The optional features set out herein may be used either individually or in combination with each other where appropriate and particularly in the combinations as set out in the accompanying claims. The optional features for each aspect or exemplary embodiment of the invention as set out herein are also to be read as applicable to any other aspect or exemplary embodiments of the invention, where appropriate. In other words, the skilled person reading this specification should consider the optional features for each exemplary embodiment of the invention as interchangeable and combinable between different exemplary embodiments.

Attention is directed to all papers and documents which are filed concurrently with or previous to this specification in connection with this application and which are open to public inspection with this specification, and the contents of all such papers and documents are incorporated herein by reference.

All of the features disclosed in this specification (including any accompanying claims, and drawings), and/or all of the steps of any method or process so disclosed, may be combined in any combination, except combinations where at least some of such features and/or steps are mutually exclusive.
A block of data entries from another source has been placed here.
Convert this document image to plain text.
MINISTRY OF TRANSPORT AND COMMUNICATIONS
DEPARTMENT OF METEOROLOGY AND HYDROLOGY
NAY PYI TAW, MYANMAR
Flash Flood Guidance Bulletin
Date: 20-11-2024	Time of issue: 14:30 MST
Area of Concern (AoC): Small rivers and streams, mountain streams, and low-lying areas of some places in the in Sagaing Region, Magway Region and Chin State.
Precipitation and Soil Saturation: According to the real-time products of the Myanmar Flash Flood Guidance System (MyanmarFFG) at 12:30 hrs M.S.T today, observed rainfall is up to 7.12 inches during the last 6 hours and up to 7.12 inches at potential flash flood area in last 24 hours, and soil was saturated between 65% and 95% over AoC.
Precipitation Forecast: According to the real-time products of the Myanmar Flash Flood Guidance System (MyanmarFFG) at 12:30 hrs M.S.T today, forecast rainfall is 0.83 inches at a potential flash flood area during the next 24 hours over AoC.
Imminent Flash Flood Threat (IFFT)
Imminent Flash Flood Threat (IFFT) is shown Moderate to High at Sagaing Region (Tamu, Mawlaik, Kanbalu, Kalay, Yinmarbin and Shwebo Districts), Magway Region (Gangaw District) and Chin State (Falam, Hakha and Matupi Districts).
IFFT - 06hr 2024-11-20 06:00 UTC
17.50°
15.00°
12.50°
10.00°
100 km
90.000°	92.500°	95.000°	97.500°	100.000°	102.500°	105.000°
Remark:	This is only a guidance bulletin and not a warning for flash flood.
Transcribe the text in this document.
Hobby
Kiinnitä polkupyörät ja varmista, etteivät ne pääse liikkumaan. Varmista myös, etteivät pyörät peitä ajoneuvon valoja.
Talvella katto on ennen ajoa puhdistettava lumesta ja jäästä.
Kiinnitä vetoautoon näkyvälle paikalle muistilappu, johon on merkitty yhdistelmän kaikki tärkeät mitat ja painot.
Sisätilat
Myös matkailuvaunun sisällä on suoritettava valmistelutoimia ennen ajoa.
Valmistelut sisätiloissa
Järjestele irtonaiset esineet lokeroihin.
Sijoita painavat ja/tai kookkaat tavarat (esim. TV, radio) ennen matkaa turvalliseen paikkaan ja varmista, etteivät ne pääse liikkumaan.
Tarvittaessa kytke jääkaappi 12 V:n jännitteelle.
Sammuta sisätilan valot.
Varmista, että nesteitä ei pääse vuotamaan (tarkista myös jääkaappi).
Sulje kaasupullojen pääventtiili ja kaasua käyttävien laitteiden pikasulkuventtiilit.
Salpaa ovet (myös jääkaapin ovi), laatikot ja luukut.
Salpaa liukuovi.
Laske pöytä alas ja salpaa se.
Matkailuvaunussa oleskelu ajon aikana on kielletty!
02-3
Each feature disclosed in this specification (including any accompanying claims, and drawings) may be replaced by alternative features serving the same, equivalent or similar purpose, unless expressly stated otherwise. Thus, unless expressly stated otherwise, each feature disclosed is one example only of a generic series of equivalent or similar features.

The invention is not restricted to the details of the foregoing embodiment(s). The invention extends to any novel one, or any novel combination, of the features disclosed in this specification (including any accompanying claims, and drawings), or to any novel one, or any novel combination, of the steps of any method or process so disclosed.